For the 3rd year, AVA-Berlin sponsored a film at the ONE WORLD BERLIN FILM FESTIVAL: GRANITO: HOW TO NAIL A DICTATOR (USA 2010), directed by Pamela Yates at ARSENAL Kino followed by a Q and A moderated by Anjana Shrivastava of AVA- Berlin (left) with Director Pamela Yates (middle) and Producer Paco De Onis (right).
AVA’s Carolyn Prescott exhibited in the Arsenal lobby a series of 14 paintings on American-sponsored regime change, including one that featured Guatemala. These small, narrative paintings make use of the traditional genre of Latin American retablos “to envision and make concrete historical events that seem distant and abstract.” More photos here. GRANITO deals with the Guatemalen massacres of the 1980s.

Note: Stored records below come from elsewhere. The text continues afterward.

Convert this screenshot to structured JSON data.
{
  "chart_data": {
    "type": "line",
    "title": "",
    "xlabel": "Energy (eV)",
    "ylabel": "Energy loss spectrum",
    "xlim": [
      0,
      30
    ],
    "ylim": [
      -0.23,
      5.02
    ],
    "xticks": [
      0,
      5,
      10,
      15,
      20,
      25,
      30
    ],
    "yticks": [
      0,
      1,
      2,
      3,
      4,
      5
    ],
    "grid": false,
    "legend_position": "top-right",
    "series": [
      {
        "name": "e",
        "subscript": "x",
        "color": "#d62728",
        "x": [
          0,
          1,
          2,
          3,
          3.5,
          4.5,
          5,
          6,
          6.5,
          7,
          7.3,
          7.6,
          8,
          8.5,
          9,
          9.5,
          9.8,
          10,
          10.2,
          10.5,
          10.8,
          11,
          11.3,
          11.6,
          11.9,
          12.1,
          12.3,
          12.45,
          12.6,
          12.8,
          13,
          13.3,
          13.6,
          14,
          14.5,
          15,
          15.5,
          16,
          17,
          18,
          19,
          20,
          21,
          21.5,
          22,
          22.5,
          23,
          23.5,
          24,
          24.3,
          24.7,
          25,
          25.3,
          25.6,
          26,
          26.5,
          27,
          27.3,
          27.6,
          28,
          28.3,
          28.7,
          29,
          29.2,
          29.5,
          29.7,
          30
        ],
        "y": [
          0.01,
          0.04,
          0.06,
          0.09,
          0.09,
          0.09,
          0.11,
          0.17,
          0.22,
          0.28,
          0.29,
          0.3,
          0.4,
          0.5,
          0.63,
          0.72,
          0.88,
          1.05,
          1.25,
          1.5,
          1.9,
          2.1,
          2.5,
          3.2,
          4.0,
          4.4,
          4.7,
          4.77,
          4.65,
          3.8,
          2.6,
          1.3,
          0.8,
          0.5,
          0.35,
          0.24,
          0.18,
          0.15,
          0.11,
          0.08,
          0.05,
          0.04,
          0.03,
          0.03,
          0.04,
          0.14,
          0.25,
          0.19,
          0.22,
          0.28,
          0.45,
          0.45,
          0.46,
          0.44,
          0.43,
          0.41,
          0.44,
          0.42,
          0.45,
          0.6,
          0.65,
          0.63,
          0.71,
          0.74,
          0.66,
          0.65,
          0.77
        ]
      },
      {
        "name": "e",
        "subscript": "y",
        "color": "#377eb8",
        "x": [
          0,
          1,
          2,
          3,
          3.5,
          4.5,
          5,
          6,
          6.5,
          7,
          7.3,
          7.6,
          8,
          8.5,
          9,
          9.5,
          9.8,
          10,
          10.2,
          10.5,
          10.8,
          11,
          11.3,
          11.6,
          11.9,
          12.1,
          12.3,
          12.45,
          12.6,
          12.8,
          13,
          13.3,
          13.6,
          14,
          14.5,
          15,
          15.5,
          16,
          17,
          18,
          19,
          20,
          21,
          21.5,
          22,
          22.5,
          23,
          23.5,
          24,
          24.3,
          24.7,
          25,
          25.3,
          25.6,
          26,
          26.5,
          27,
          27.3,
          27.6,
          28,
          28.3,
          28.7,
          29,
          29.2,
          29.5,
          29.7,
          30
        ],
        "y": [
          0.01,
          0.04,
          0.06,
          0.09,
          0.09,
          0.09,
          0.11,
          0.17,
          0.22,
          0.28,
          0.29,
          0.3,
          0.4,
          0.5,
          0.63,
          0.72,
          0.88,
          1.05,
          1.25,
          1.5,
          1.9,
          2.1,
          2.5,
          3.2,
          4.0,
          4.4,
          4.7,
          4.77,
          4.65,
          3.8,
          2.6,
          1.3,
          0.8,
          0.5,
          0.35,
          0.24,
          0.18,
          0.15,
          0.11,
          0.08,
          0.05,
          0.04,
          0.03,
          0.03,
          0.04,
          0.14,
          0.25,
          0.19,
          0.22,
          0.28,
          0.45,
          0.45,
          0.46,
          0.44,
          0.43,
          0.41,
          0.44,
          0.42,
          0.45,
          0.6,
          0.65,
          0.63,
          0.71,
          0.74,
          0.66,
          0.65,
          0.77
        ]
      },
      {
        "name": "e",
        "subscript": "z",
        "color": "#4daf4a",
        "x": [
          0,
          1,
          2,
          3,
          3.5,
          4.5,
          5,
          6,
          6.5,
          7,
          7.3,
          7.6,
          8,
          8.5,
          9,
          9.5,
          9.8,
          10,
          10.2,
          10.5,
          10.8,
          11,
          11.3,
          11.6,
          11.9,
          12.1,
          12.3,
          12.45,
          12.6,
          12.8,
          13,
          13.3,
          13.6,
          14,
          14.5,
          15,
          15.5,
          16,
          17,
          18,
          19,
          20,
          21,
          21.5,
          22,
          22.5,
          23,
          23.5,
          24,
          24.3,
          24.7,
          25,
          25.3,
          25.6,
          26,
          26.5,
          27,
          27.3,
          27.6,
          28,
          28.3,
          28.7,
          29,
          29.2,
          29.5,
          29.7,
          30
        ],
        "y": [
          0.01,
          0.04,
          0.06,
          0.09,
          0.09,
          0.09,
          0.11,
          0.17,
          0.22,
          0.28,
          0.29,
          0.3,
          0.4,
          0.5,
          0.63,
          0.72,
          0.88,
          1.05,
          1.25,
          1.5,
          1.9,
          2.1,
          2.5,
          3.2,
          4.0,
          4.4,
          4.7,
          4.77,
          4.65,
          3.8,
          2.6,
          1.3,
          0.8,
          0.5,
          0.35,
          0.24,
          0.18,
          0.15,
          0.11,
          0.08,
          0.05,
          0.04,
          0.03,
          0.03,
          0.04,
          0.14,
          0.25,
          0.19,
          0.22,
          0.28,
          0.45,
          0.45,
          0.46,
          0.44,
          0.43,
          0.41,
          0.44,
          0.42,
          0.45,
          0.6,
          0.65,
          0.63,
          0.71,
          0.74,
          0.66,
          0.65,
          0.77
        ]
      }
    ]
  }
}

“Part political thriller, part memoir, Yates transports us back in time through a riveting, haunting tale of genocide and returns to the present with a cast of characters joined by destiny and the quest to bring a malevolent dictator to justice.” In his review of the Human Rights Watch Film Festival in New York City this past June, Stephen Holden of the New York Times writes: “At least one film, the documentary Granito: How to Nail a Dictator, directed by Pamela Yates, Peter Kinoy and Paco de Onis, doesn’t simply relate history; it is also part of history. In the early 1980s, for her documentary When the Mountains Tremble, Ms. Yates shot the only known footage of the Guatemalan Army carrying out mass killings of indigenous people. Twenty-five years later her footage was used as forensic evidence in a war crimes trial of the military dictatorship of Gen. Efraín Ríos Montt.”